The sight of guards posted outside Royal Palaces in and around London, dressed in their scarlet tunics and bearskin hats, is famous the world over, but do you know how to distinguish which of the Household Divisions five foot regiments of Foot Guards is providing The Queen's Guard at Buckingham Palace?
The five Regiments of Foot Guards are the Grenadier Guards, the Coldstream Guards, the Scots Guards, the Irish Guards and the Welsh Guards.
The Guards have two roles in the British Army; first and foremost they are highly trained infantry soldiers who carry out operational duties worldwide who in addition to their combat role train for Public Duties where they take part State and Royal ceremonial events.

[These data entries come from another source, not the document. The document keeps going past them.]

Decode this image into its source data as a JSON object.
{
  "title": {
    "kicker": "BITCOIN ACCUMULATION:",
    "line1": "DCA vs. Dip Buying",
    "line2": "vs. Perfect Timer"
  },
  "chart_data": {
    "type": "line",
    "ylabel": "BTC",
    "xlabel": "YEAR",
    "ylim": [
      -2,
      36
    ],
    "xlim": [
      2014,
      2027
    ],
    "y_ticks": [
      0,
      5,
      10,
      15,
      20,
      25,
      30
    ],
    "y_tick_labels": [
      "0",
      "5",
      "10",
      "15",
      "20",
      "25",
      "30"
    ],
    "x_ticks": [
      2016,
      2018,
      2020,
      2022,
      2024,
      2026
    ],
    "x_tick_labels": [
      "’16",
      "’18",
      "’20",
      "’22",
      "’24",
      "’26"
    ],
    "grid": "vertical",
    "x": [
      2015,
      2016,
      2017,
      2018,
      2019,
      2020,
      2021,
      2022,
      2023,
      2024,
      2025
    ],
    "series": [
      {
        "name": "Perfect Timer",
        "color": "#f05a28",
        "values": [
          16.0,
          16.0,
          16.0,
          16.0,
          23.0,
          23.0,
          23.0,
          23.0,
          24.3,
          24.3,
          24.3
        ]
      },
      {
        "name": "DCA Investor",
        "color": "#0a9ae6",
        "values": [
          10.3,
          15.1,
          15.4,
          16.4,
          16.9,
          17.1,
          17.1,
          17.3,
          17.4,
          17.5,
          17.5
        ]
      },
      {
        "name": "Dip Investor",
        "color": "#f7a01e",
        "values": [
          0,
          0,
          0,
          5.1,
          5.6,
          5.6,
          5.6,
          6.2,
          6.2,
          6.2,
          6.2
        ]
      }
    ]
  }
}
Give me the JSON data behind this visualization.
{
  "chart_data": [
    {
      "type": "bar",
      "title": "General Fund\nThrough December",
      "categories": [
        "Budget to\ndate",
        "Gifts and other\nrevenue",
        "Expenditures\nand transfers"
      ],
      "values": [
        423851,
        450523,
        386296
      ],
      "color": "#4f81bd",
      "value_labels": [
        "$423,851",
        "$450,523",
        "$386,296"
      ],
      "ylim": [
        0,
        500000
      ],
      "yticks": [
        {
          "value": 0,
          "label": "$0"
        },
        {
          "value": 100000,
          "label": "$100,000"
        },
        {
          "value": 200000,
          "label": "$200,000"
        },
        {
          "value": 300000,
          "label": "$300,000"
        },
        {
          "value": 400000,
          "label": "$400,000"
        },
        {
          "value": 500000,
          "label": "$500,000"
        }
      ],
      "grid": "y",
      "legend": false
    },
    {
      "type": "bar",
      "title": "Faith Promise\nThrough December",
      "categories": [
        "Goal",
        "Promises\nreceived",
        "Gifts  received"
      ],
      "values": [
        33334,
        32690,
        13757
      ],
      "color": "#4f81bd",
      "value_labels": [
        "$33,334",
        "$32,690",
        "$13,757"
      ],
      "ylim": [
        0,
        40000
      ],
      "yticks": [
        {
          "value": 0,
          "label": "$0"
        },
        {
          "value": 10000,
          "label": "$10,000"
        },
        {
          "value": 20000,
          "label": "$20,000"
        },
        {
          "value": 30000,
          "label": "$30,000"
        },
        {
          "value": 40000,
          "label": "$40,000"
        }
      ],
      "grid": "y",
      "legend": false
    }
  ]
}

The scarlet uniforms and bearskin caps of the troops you see Changing the Guard at Buckingham Palace may appear the same at first glance, but there are subtle differences.
Click or tap a Guard to see how you can to spot the difference in their uniforms and know more about the Regiment Mounting the Guard.
Each Regiment of Foot Guards has a Regimental Band, who are part of the Army Corps of Music.
During Changing the Guard at Buckingham Palace the Bands provide musical support playing a selection of music that ranges from stirring military marches to popular tunes including theme music from films and TV shows.
In addition to their Regimental Band each battalion has, with the exception of the Scots Guards, a Corps of Drums.
The Scots Guards, and the Irish Guards, who in addition to their Corp of Drums, have a Pipe Band who can be seen occasionally at both Buckingham Palace and Windsor Castle.
The Bands can be identified by the plume in their bearskin cap, button spacing, collar and shoulder badges, in the same way as the Guards Regiments.